生成AIの活用が広がる一方、その裏側では半導体素材、空調・冷却、電力、通信インフラといった領域で、日本企業が着実に存在感を高めている。生成AIサービスを提供する企業だけが主役ではない。昨今、AIインフラを担う企業群にも、注目が集まっている。
生成AI関連市場が盛り上がりを見せる中、どうやって儲かる分野を見極めていくか──。各分野のキープレイヤーへの取材から、自社の戦略や投資判断にも生かせる「勝ち筋」を探る。
第1回:経済産業省
第2回:レゾナック・ホールディングス
第3回(予定):ダイキン工業(本記事)
第4回(予定): マクニカ
第5回(予定):フジクラ
生成AIの進化が目まぐるしい。画像や動画の生成、自動運転、ロボティクス分野での活用など、より高度な処理が可能になる裏で、それを動かすチップやデータセンターの在り方が大きく変化している。チップは複雑化し、発熱量は増加。データセンターの規模は拡大し、その冷却技術も転換点を迎えている。
こうした中、生成AIを動かす“インフラ”として存在感を強めているのが、空調大手のダイキン工業だ。家庭用エアコンや業務用空調機のイメージが強い同社だが、北米を拠点にデータセンター冷却事業を強化してきた。2023年の売上高は約230億円。2025年には約1000億円に上る見込みで、2030年には約3倍の3000億円以上を目指す野心的な目標を掲げている。
本記事では、空調設備を提供する企業から「生成AIインフラの中核」へと踏み出した、ダイキンの戦略に迫る。
データセンターの冷却は現在、大きく4つの技術に分類される。
まず基本となるのは、冷気を送り、熱を放出する「空調」による冷却だ。壁面に空調設備を設置し、部屋全体を冷やす手法を「大空間冷却」と呼ぶ。CRAC(空調機)やチラーを用いたこの方式は、多くのデータセンターで採用されてきた。
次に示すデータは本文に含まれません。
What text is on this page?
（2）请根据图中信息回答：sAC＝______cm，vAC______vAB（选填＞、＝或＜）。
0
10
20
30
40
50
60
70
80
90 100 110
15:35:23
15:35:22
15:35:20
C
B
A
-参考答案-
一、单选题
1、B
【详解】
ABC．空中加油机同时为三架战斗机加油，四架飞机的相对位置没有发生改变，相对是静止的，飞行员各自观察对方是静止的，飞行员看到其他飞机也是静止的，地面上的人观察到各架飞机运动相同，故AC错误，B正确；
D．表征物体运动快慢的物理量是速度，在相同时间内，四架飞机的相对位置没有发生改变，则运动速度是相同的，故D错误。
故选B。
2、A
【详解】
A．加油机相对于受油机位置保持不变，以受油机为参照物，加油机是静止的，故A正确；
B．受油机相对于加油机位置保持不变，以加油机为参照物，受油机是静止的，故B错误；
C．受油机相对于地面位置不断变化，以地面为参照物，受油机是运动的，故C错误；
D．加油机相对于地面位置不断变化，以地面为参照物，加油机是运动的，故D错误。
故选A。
「サーバ冷却」はチップが格納されたサーバのラックごとに冷却する手法。「リアドア式」と呼ばれる、各サーバラックの後方から冷風を吹きつけて冷やす方法が一般的だ。
部屋を冷やすだけでは対応しきれない、サーバ内の「熱だまり」(冷却能力の不足やムラ、特定のサーバの高温化)を解決する。
発熱の大きいチップに、冷却液が流れる金属板を密着させてチップを直接冷却液で冷やす方法。チップが高性能になる中で、高温化のリスクが高まっている。温度が上がった特定のチップを、スポットで急速に冷やせるこの技術を初期設備として採用したり、追加導入したりするケースが増えているという。
サーバを液体に丸ごと浸して冷却する方式。比較的新しい技術であり、ここ2〜3年ほどで開発が進んだという。
ダイキンはまだ液浸に関わるサービスを提供していないが、2025年11月に実施した「データセンタ市場における事業戦略説明会」の質疑応答の中で、商品化は未定であるが技術開発は進めていると話している。
生成AIブームが起きる前は、空間を一定の温度に保つことができれば問題はなかった。しかし、複雑な処理が増え、チップが高性能化した現在は、データセンターにおける発熱量が増加。チップの高温化は、故障や性能低下を招くリスクがあり、データセンターを問題なく動かし続けるために、冷却の在り方を見直す動きが広がっている。
「サーバラックがじんわり熱くなるのではなくて、特定のサーバやチップが突然、何らかの高度な演算や処理をした際、急激に高温になるのが『熱だまり』と呼ばれる現象です。どのチップがこの後どんな演算をするのかは、予測ができません。そのため、部屋全体を冷やす程度の冷やし方だと熱が蓄積されてしまい、これがチップ故障の原因につながってしまうのです」(アプライド・ソリューション事業本部 桑原智美さん)
空調に関しては、技術や設備そのもの自体が大きく変化しているわけではないと、アプライド・ソリューション事業本部の施鋒(シ・ホウ)副本部長は話す。「設備そのものは今までのものと大きく差はない一方で、ここ数年、データセンターの規模は劇的に巨大化しました。それに伴い、空調設備のサイズも桁違いに大きくなっています」
機材の高騰も続く中、データセンターの設備そのものも、とても高価になっている。故障が起きたときの損害は大きく、冷却設備の重要性が増しているのだ。